Боря нахмурился, подумал.
- Книги читал. Потом - писал письма. Потом карты рисовал. Он сильно хворал, кашлял всё, даже и ночью. Потом - умер.
И, оглянув двор, накрытый серым небом, мальчик ушёл, а тридцатилетний человек, глядя вслед ему, думал:
«Врёт чего-то!»
В другой раз он осведомился:
- Как мамаша - здорова?
Боря, поклонясь, ответил:
- Благодарю вас, да, здорова.
«Ишь ты!» - приятно удивлённый вежливостью, воскликнул Матвей про себя.
- Не скучает она?
- Она - большая! - вразумительно ответил мальчик.- Это только маленьким бывает скучно.
Тогда Борис посоветовал ему:
- А вы возьмите книжку и почитайте. Робинзона или «Родное слово», - лучше Робинзона!
«Какое родное слово? О чём?» - соображал Матвей.

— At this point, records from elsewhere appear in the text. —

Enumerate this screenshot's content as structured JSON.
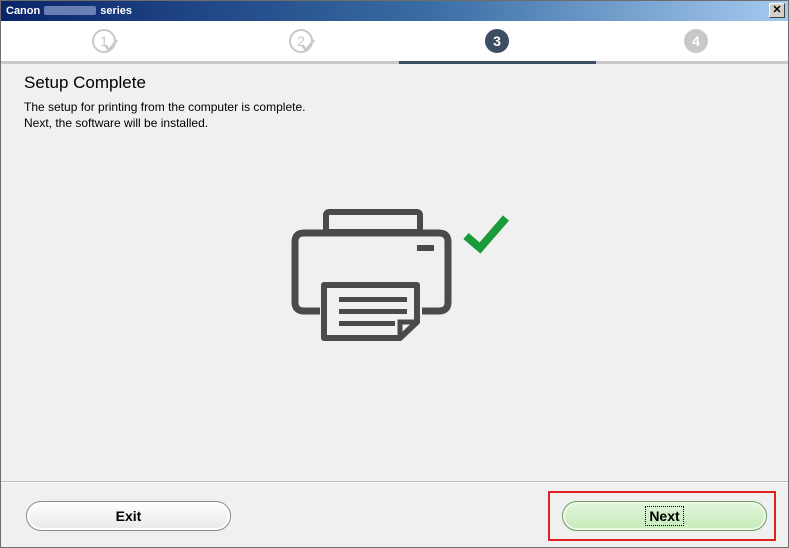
{
  "window": {
    "title_prefix": "Canon",
    "title_suffix": "series"
  },
  "steps": [
    {
      "label": "1",
      "state": "done"
    },
    {
      "label": "2",
      "state": "done"
    },
    {
      "label": "3",
      "state": "current"
    },
    {
      "label": "4",
      "state": "pending"
    }
  ],
  "content": {
    "heading": "Setup Complete",
    "line1": "The setup for printing from the computer is complete.",
    "line2": "Next, the software will be installed."
  },
  "illustration": {
    "icon": "printer-icon",
    "status_icon": "checkmark-icon",
    "check_color": "#1a9b3a",
    "printer_color": "#4a4a4a"
  },
  "buttons": {
    "exit_label": "Exit",
    "next_label": "Next"
  },
  "colors": {
    "step_active": "#3d4d63",
    "step_inactive": "#c8c8c8",
    "next_button": "#c5eab8",
    "highlight_border": "#e32020"
  }
}
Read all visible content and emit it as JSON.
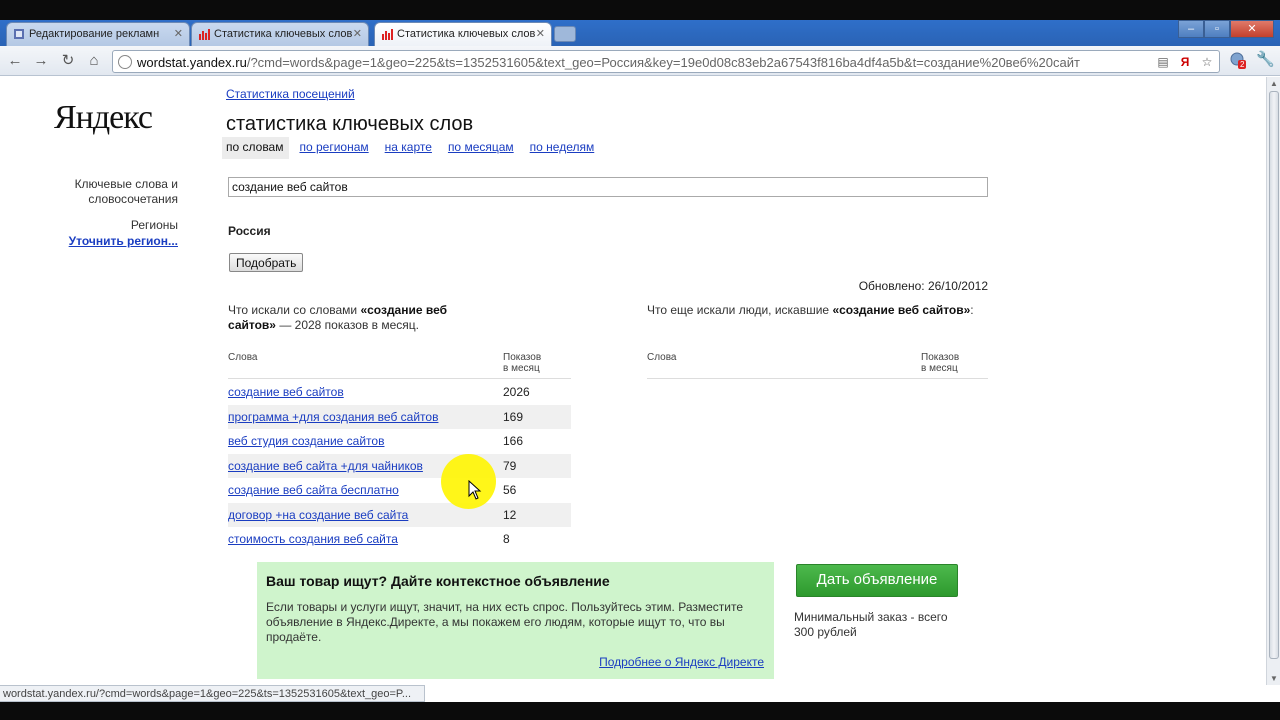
{
  "browser": {
    "tabs": [
      {
        "title": "Редактирование рекламн",
        "active": false
      },
      {
        "title": "Статистика ключевых слов",
        "active": false
      },
      {
        "title": "Статистика ключевых слов",
        "active": true
      }
    ],
    "url_host": "wordstat.yandex.ru",
    "url_rest": "/?cmd=words&page=1&geo=225&ts=1352531605&text_geo=Россия&key=19e0d08c83eb2a67543f816ba4df4a5b&t=создание%20веб%20сайт",
    "extension_badge": "2",
    "status_text": "wordstat.yandex.ru/?cmd=words&page=1&geo=225&ts=1352531605&text_geo=P..."
  },
  "header": {
    "logo": "Яндекс",
    "visits_link": "Статистика посещений",
    "title": "статистика ключевых слов",
    "nav": [
      "по словам",
      "по регионам",
      "на карте",
      "по месяцам",
      "по неделям"
    ]
  },
  "sidebar": {
    "keywords_label": "Ключевые слова и словосочетания",
    "regions_label": "Регионы",
    "refine_region_link": "Уточнить регион..."
  },
  "search": {
    "value": "создание веб сайтов",
    "region": "Россия",
    "submit_label": "Подобрать",
    "updated": "Обновлено: 26/10/2012"
  },
  "left_table": {
    "intro_prefix": "Что искали со словами ",
    "intro_bold": "«создание веб сайтов»",
    "intro_suffix": " — 2028 показов в месяц.",
    "col_words": "Слова",
    "col_shows_1": "Показов",
    "col_shows_2": "в месяц",
    "rows": [
      {
        "word": "создание веб сайтов",
        "count": "2026"
      },
      {
        "word": "программа +для создания веб сайтов",
        "count": "169"
      },
      {
        "word": "веб студия создание сайтов",
        "count": "166"
      },
      {
        "word": "создание веб сайта +для чайников",
        "count": "79"
      },
      {
        "word": "создание веб сайта бесплатно",
        "count": "56"
      },
      {
        "word": "договор +на создание веб сайта",
        "count": "12"
      },
      {
        "word": "стоимость создания веб сайта",
        "count": "8"
      }
    ]
  },
  "right_table": {
    "intro_prefix": "Что еще искали люди, искавшие ",
    "intro_bold": "«создание веб сайтов»",
    "intro_suffix": ":",
    "col_words": "Слова",
    "col_shows_1": "Показов",
    "col_shows_2": "в месяц"
  },
  "ad": {
    "title": "Ваш товар ищут? Дайте контекстное объявление",
    "text": "Если товары и услуги ищут, значит, на них есть спрос. Пользуйтесь этим. Разместите объявление в Яндекс.Директе, а мы покажем его людям, которые ищут то, что вы продаёте.",
    "more_link": "Подробнее о Яндекс Директе",
    "button": "Дать объявление",
    "note": "Минимальный заказ - всего 300 рублей"
  }
}
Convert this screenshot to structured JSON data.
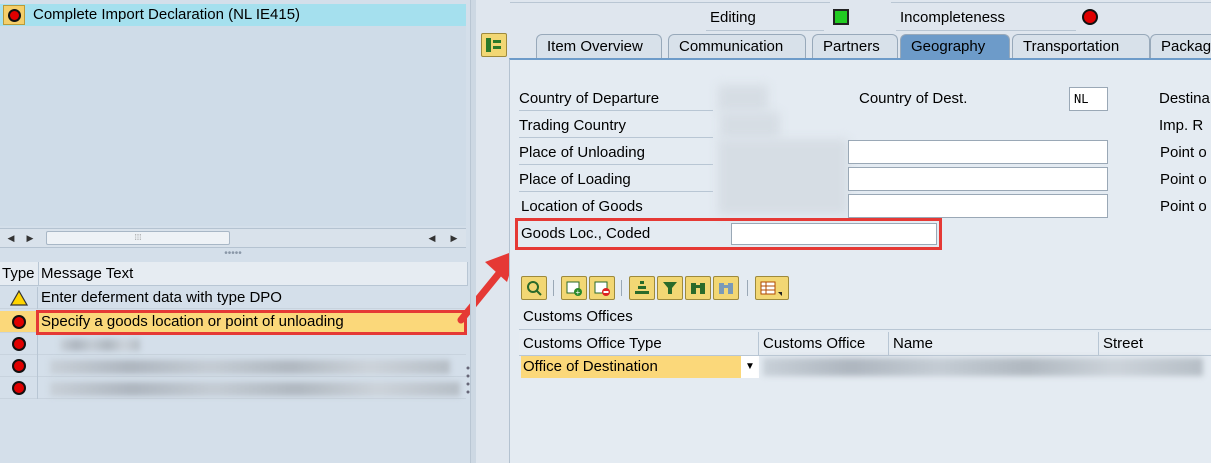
{
  "tree": {
    "selected_item": "Complete Import Declaration (NL IE415)",
    "item_icon": "error-status-icon"
  },
  "messages": {
    "headers": [
      "Type",
      "Message Text"
    ],
    "rows": [
      {
        "type": "warning",
        "text": "Enter deferment data with type DPO"
      },
      {
        "type": "error",
        "text": "Specify a goods location or point of unloading"
      },
      {
        "type": "error",
        "text": ""
      },
      {
        "type": "error",
        "text": ""
      },
      {
        "type": "error",
        "text": ""
      }
    ]
  },
  "status": {
    "editing_label": "Editing",
    "editing_status_color": "#22cc22",
    "incompleteness_label": "Incompleteness",
    "incompleteness_status_color": "#e00000"
  },
  "tabs": [
    "Item Overview",
    "Communication",
    "Partners",
    "Geography",
    "Transportation",
    "Packag"
  ],
  "active_tab": "Geography",
  "geography": {
    "left_fields": [
      "Country of Departure",
      "Trading Country",
      "Place of Unloading",
      "Place of Loading",
      "Location of Goods",
      "Goods Loc., Coded"
    ],
    "country_of_dest_label": "Country of Dest.",
    "country_of_dest_value": "NL",
    "right_fields": [
      "Destina",
      "Imp. R",
      "Point o",
      "Point o",
      "Point o"
    ],
    "goods_loc_coded_value": ""
  },
  "customs_offices": {
    "title": "Customs Offices",
    "headers": [
      "Customs Office Type",
      "Customs Office",
      "Name",
      "Street"
    ],
    "rows": [
      {
        "type": "Office of Destination",
        "office": "",
        "name": "",
        "street": ""
      }
    ]
  },
  "colors": {
    "highlight": "#e53935",
    "selected_row": "#fbd87a",
    "active_tab": "#6d9bc9"
  }
}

И каждый раз Боря оставлял в голове взрослого человека какие-то досадные занозы. Вызывая удивление бойкостью своих речей, мальчик будил почти неприязненное чувство отсутствием почтения к старшим, а дружба его с Шакиром задевала самолюбие Кожемякина. Иногда он озадачивал нелепыми вопросами, на которые ничего нельзя было ответить, - сдвинет брови, точно мать, и настойчиво допытывается:
- Ну, разве это можно знать?
- А почему нельзя? Запрещается?
- Н-нет, - а просто - зачем?
- Чижей тоже не едят, а вы их любите!
- Так они поют!
Казалось, что это удовлетворило Борю, но, подумав, он спросил:
- Разве любят за то, что - можно есть или - что поют?